Eventually, SQL Frames managed to load more than 1GB file with 10 million records first in ElectronJS and then within the standard Chrome browser itself. Here is how it was done.
DEMO
If you have a large CSV file handy, see if it can be processed within the browser using the following UI.
Your file is completely processed within the browser and is not uploaded to any server.
Immutability and substrings
In JavaScript, strings are immutable. See the following code to understand this.
let x = 'abcdef';
x[1] = 'z';
console.debug(x);
> 'abceef' // the result is still 'abcdef' because x can't be mutated
See Mutable for more details about mutablity in JavaScript.
When someone needs a substring of a given string, it is possible to create a brand new string containing the substring value or make use of the original string as the backing store for the substring by just keeping track of the start and end positions. This later optimization works well in some cases and V8 engine makes use of this optimization. The problem with this optimization is that if the original string is several MB but the final substring is only a few bytes, it still retains the original string in memory costing a lot of memory.
When parsing a CSV file, the file is first read and the then processed in chunks. When processing 1 GB file, each chunk can be potentially a few MB and all of these raw strings are retained in memory if the corresponding fields just use substring function to get their values. This is what Papa Parse and most programs do.
Lot of reallife data has a lot of repeating values. String and date dimensions and even many numbers repeat quite a bit. Imagine each of these unique values are tracked and all the repeations are substituted with these unique values. This can drastically reduce the size requirements. However, by using the substring, we lose the ability to make use of a smaller string. While there is no fix from V8 yet, one workaround is the following
let x = 'SQL Frames rocks!';
const sqlframes = (' '+x.substring(0,10)).substring(1);
What we are doing is to take a substring, prepend it with a blank character which forces creation of a new string and then getting a substring out of it by discarding the first character.
Web Workers
These optimizations almost worked except it failed when using web workers with Papa Parse. In case of ElectronJS web worker was not possible because of some object cloning issue and so web workers were not used but was able to parse 1+ GB file with 10 million rows.

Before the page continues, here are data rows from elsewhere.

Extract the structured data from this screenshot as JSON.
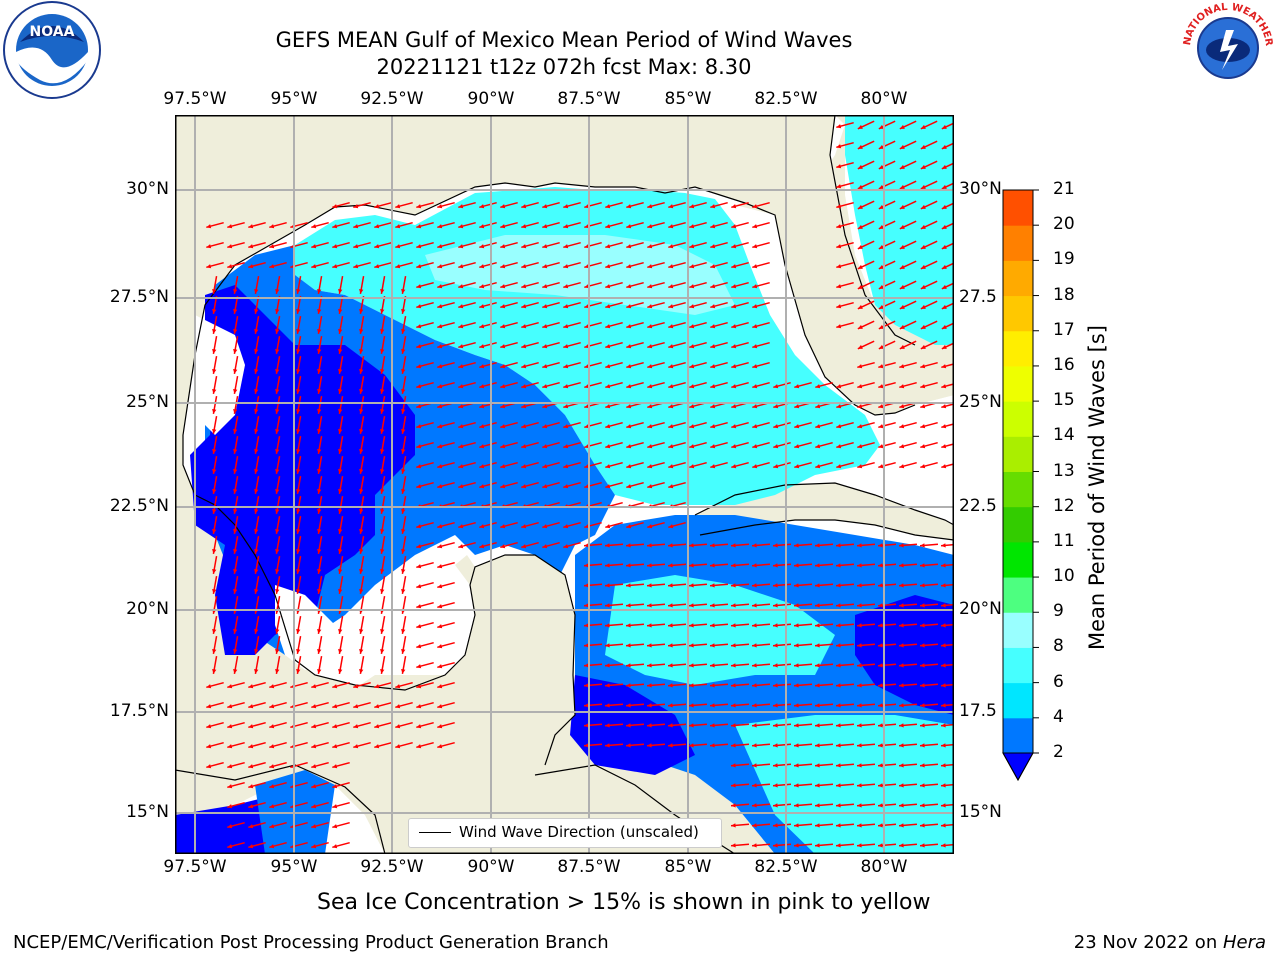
{
  "title": {
    "line1": "GEFS MEAN Gulf of Mexico Mean Period of Wind Waves",
    "line2": "20221121 t12z 072h fcst   Max: 8.30"
  },
  "logos": {
    "noaa": {
      "text": "NOAA",
      "icon": "noaa-logo"
    },
    "nws": {
      "text": "NATIONAL WEATHER SERVICE",
      "icon": "nws-logo"
    }
  },
  "map": {
    "lon_ticks": [
      "97.5°W",
      "95°W",
      "92.5°W",
      "90°W",
      "87.5°W",
      "85°W",
      "82.5°W",
      "80°W"
    ],
    "lat_ticks_left": [
      "30°N",
      "27.5°N",
      "25°N",
      "22.5°N",
      "20°N",
      "17.5°N",
      "15°N"
    ],
    "lat_ticks_right": [
      "30°N",
      "27.5",
      "25°N",
      "22.5",
      "20°N",
      "17.5",
      "15°N"
    ],
    "colors": {
      "land": "#efeedb",
      "ocean_none": "#ffffff",
      "arrow": "#ff0000",
      "grid": "#b0b0b0"
    }
  },
  "legend": {
    "label": "Wind Wave Direction (unscaled)"
  },
  "colorbar": {
    "title": "Mean Period of Wind Waves [s]",
    "labels": [
      "2",
      "4",
      "6",
      "8",
      "9",
      "10",
      "11",
      "12",
      "13",
      "14",
      "15",
      "16",
      "17",
      "18",
      "19",
      "20",
      "21"
    ],
    "colors": [
      "#0078ff",
      "#00e6ff",
      "#46ffff",
      "#99ffff",
      "#4dff80",
      "#00e600",
      "#33cc00",
      "#66dd00",
      "#aaee00",
      "#ccff00",
      "#eeff00",
      "#ffee00",
      "#ffc800",
      "#ffaa00",
      "#ff8000",
      "#ff5000",
      "#ff2d00",
      "#ff0000"
    ],
    "under_color": "#0000ff"
  },
  "notes": {
    "sea_ice": "Sea Ice Concentration > 15% is shown in pink to yellow"
  },
  "footer": {
    "left": "NCEP/EMC/Verification Post Processing Product Generation Branch",
    "right_prefix": "23 Nov 2022 on ",
    "right_italic": "Hera"
  }
}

However, this technique didn't work in the browser and I almost assumed it that it won't be possible to fix. However, I noticed that by disabling web workers the browser behavior was indeed indentical to the ElectronJS version and could successfully parse the same large CSV file.
Upon investigation it turns out, when using web workers, it is not possible to control the incoming stream of data. Papa Parse has the ability to pause/resume but it doesn't work with web workers. Because of this, the entire file is being read into memory. Ironically, you typically need a web worker when dealing with a large file as it takes more time to process but it is also in this scenario that it can cause memory problems! For the moment, SQL Frames decided to disable web workers by default.